Despite what is expected to be a strange season the biggest hurdle he was seeing was the unusual 8:30 am start time for their first game in Kingston. “That is going to be very difficult for us, the early 8:30 start coming into Kingston... we will have to be up from 3:30 am to eat to get to Kingston two hours before the game, that will be a very big challenge. Hopefully, we can get a game in Kingston somewhere before so we can get a dry run to see how it looks, but I am not sure which teams will be available for that.”
He was hoping for what he called a “dry run” to iron out details when the time comes for the real game. “I'd like to think we can get a game somewhere in Kingston so we can just get our travel arrangements, get our preparations done right so we don't get there on the first day and we are all at sea and we don't know what we are doing and how well we have prepared, the 8:30 am is a challenge for us but it is what it is and we are up for any challenge.

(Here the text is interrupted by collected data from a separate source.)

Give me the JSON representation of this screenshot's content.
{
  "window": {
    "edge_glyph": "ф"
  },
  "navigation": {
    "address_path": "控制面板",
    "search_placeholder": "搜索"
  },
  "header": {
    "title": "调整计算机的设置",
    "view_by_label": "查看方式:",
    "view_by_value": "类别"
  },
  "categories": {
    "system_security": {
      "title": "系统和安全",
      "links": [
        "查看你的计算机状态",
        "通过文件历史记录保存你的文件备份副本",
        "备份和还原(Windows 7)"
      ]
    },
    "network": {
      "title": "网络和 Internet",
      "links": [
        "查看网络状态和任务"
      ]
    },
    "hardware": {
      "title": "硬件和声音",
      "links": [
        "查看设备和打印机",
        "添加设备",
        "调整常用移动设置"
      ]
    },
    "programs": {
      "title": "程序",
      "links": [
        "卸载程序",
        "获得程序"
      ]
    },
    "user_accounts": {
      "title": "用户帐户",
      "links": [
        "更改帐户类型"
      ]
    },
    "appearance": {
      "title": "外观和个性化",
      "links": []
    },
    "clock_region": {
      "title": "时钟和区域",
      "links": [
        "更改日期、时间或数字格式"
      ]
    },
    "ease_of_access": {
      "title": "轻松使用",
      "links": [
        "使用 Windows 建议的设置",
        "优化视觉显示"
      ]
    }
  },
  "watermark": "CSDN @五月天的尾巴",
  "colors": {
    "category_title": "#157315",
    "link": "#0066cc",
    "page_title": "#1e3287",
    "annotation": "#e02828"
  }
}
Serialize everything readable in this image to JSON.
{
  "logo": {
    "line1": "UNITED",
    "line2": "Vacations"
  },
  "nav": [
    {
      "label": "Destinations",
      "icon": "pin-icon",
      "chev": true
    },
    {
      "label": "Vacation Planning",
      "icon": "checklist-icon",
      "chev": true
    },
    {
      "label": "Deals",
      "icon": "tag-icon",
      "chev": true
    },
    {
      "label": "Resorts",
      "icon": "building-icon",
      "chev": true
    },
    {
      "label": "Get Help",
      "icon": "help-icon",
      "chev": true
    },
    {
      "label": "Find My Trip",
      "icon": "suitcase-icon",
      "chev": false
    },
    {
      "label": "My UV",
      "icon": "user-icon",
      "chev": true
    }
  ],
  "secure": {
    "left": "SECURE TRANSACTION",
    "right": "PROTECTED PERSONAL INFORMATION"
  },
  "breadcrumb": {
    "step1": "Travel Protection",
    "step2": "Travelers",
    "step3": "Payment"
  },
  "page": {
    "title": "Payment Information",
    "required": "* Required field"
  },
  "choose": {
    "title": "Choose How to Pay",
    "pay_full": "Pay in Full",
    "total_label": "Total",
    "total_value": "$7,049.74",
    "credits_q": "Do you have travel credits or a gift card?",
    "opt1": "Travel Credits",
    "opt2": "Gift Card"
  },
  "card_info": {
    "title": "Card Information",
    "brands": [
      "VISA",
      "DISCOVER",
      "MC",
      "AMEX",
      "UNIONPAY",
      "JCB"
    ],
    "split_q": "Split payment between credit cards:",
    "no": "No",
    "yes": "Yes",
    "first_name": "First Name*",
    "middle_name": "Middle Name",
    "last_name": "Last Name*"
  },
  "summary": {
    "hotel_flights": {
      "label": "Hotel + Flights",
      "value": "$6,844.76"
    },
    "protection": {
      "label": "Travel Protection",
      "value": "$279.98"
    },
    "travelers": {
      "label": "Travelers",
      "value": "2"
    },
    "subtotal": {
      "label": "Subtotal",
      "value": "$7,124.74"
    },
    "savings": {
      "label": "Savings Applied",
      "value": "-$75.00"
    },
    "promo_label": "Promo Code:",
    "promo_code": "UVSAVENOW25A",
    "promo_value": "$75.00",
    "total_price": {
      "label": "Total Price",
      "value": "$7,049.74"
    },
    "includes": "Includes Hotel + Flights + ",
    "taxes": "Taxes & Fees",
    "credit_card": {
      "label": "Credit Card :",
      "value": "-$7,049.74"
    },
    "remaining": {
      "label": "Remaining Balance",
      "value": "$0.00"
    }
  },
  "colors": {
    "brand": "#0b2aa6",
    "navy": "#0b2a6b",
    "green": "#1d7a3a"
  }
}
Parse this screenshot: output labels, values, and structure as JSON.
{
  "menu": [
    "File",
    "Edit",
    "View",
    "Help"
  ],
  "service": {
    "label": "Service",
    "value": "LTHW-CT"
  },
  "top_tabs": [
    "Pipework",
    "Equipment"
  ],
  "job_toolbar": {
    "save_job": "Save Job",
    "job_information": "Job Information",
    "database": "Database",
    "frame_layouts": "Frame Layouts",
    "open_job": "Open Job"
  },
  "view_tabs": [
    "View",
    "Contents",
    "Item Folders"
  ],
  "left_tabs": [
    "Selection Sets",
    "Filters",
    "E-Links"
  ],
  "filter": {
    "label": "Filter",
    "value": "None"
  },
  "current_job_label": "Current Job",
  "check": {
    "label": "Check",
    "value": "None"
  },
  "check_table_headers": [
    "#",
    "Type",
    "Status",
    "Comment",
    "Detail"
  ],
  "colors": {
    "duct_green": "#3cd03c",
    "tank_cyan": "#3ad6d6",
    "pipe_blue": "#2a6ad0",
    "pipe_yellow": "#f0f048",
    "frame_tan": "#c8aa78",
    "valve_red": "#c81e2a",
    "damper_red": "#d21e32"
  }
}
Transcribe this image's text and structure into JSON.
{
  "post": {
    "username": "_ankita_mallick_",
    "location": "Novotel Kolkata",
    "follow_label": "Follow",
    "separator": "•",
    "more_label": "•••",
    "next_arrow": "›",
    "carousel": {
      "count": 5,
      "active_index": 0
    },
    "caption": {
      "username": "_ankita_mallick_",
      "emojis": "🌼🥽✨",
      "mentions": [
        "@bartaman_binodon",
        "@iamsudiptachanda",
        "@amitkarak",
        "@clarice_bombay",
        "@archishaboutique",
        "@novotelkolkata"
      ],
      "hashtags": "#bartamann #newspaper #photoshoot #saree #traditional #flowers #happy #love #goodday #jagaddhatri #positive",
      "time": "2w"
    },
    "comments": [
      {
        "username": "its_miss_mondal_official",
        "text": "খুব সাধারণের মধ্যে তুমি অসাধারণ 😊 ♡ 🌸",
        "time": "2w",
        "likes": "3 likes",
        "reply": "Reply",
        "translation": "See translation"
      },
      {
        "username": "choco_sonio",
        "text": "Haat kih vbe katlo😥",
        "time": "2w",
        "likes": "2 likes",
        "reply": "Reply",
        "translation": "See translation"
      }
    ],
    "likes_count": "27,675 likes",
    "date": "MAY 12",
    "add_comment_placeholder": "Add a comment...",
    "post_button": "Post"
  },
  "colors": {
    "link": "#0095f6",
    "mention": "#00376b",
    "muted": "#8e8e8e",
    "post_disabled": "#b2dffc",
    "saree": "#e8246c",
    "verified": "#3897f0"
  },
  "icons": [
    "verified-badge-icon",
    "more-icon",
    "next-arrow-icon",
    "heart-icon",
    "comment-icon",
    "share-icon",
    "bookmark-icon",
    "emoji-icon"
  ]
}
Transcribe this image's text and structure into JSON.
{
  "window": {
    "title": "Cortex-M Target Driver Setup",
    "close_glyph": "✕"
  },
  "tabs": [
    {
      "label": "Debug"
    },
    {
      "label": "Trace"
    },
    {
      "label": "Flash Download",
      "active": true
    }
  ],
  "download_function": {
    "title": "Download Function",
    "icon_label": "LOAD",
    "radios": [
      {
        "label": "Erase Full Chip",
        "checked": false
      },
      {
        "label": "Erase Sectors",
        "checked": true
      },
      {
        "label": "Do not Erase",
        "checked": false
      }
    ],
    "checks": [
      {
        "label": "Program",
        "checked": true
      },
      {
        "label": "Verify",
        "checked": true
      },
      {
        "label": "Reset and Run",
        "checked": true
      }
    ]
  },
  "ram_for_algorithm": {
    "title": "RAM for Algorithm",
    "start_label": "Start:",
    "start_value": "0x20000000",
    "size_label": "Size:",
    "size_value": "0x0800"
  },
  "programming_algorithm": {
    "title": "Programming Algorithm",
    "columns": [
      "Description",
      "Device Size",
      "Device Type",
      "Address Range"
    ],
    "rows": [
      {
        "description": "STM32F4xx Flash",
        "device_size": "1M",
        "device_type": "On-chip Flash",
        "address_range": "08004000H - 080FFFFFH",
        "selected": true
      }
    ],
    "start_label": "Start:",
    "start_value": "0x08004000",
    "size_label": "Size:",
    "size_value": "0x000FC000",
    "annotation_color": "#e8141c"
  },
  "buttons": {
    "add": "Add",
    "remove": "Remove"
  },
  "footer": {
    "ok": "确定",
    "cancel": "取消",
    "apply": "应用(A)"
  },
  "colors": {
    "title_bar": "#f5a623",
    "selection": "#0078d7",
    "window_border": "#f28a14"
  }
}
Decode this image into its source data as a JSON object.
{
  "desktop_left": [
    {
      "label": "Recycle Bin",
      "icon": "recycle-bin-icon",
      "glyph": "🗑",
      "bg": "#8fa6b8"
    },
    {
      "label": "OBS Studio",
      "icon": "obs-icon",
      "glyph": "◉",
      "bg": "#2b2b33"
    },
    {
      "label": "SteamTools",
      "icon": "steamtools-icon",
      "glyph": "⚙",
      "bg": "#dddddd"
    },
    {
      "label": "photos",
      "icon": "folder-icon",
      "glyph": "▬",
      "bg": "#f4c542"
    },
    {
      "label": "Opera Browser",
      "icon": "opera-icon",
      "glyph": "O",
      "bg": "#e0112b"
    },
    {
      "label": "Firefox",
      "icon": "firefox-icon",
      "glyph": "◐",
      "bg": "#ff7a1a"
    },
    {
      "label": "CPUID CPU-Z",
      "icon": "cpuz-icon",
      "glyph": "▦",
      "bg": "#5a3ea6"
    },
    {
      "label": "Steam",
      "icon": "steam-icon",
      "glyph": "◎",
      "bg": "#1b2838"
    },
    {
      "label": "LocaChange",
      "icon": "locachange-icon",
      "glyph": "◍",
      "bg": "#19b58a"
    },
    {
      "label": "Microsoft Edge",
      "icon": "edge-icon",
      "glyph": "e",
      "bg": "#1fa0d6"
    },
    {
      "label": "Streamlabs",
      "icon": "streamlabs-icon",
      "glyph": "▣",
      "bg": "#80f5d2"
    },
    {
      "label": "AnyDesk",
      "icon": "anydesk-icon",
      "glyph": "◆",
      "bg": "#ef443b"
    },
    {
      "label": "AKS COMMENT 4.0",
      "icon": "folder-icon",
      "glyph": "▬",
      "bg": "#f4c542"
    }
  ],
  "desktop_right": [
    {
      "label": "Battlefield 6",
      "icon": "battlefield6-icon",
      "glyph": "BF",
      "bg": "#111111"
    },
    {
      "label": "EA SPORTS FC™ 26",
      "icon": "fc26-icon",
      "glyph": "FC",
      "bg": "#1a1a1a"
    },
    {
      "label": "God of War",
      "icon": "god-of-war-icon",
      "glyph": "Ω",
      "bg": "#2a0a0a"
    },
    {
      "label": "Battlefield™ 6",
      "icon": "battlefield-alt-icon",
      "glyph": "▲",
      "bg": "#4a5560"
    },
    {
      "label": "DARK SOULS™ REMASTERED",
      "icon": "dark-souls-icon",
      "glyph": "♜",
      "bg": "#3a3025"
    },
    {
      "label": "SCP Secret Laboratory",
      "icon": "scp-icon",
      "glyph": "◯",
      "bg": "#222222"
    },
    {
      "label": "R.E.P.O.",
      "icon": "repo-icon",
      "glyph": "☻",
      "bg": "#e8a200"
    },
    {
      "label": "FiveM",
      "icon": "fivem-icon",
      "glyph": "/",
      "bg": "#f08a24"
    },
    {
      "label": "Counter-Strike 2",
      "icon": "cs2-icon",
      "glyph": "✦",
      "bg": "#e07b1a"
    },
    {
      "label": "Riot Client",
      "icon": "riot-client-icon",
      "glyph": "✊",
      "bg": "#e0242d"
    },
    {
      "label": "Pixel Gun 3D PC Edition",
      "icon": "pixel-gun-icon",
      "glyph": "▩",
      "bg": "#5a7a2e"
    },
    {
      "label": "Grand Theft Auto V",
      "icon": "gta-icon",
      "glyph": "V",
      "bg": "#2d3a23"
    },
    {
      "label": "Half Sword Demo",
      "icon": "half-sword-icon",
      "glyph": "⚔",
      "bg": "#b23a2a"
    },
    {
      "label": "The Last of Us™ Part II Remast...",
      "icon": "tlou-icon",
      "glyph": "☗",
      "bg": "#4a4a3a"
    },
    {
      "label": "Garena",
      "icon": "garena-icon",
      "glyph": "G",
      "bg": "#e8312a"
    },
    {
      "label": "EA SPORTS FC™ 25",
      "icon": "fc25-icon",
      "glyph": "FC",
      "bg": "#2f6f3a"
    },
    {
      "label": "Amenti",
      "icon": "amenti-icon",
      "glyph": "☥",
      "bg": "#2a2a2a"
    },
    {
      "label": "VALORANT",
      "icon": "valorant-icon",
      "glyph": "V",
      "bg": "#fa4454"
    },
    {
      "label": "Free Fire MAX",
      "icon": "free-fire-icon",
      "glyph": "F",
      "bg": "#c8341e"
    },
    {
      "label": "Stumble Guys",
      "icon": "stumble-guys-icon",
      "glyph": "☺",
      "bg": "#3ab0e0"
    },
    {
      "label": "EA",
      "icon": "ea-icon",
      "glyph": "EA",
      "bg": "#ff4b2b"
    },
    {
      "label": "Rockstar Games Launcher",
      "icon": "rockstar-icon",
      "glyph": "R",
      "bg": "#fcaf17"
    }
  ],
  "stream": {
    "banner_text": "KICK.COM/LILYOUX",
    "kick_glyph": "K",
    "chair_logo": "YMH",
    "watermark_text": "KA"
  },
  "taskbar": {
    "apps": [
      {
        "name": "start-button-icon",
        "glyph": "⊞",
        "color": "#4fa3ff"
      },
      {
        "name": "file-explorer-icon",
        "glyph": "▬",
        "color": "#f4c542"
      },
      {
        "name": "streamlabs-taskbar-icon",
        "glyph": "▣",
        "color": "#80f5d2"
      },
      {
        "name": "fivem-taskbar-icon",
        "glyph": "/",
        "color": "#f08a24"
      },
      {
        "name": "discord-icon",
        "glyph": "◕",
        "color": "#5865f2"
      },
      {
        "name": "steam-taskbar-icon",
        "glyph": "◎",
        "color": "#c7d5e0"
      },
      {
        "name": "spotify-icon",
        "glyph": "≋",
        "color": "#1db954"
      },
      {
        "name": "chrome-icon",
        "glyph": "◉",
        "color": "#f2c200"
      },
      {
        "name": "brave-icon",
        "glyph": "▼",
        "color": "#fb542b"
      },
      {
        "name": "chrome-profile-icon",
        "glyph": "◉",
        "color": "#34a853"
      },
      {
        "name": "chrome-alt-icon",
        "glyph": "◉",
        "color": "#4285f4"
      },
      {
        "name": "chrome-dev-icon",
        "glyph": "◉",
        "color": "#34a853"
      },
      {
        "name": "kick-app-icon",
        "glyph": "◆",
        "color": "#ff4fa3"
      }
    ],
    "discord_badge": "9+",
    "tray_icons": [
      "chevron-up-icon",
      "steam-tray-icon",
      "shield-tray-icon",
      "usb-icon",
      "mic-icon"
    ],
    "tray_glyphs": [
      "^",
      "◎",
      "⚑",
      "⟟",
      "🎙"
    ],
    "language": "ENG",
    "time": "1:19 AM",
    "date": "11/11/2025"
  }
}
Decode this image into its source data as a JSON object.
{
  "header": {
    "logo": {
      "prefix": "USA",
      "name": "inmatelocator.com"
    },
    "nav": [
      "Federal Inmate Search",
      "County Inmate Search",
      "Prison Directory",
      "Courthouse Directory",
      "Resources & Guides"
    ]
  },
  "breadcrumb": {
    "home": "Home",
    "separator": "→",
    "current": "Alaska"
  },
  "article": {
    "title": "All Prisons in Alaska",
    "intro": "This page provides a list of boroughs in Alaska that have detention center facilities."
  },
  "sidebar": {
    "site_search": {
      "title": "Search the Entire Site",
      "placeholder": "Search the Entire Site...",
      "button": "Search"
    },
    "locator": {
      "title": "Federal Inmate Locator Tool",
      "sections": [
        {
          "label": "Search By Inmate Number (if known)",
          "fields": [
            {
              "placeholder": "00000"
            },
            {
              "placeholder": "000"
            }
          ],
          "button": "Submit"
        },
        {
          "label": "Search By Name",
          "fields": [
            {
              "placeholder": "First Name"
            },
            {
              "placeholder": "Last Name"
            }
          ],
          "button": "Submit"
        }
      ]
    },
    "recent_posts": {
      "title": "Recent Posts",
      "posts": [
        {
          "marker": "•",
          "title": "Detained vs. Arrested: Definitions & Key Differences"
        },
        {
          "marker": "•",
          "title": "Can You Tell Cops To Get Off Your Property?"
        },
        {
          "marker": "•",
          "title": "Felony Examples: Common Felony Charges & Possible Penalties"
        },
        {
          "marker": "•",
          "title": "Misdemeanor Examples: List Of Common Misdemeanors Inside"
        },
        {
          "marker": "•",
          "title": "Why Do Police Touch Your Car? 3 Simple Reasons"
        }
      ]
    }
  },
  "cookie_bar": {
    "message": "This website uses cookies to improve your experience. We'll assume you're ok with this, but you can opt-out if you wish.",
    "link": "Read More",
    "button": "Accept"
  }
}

“The early kick-offs is a challenge for us but the world is a different place and for this short league we have to make sure that those differences become our friends instead of thinking that they are going to be something that stops us. We need to adapt to it and be professional about it and we need to put our best foot forward,” Downs said.
While most coaches would take comfort in the fact that they cannot be relegated at the end of the season, Downs said that was not a concern of his.
Winning, he said, would be a priority from the start. “Yes, absolutely, winning will be a priority as there won't be much of a break between when the next season starts. There are players whose contracts are running out. They must realise they got to be part of a winning team if they want to enhance their careers and earn another contract at Mount Pleasant,” the Englishman said.
“If we find a team that is capable of going on long winning stretches they will want to be part of that team within this league because then we can take that into the next season. Winning is a habit. It's a wonderful habit to have and the fact that there is no relegation means nothing to me as we will be looking to be winning, so relegation is not really an issue that I have considered at all.”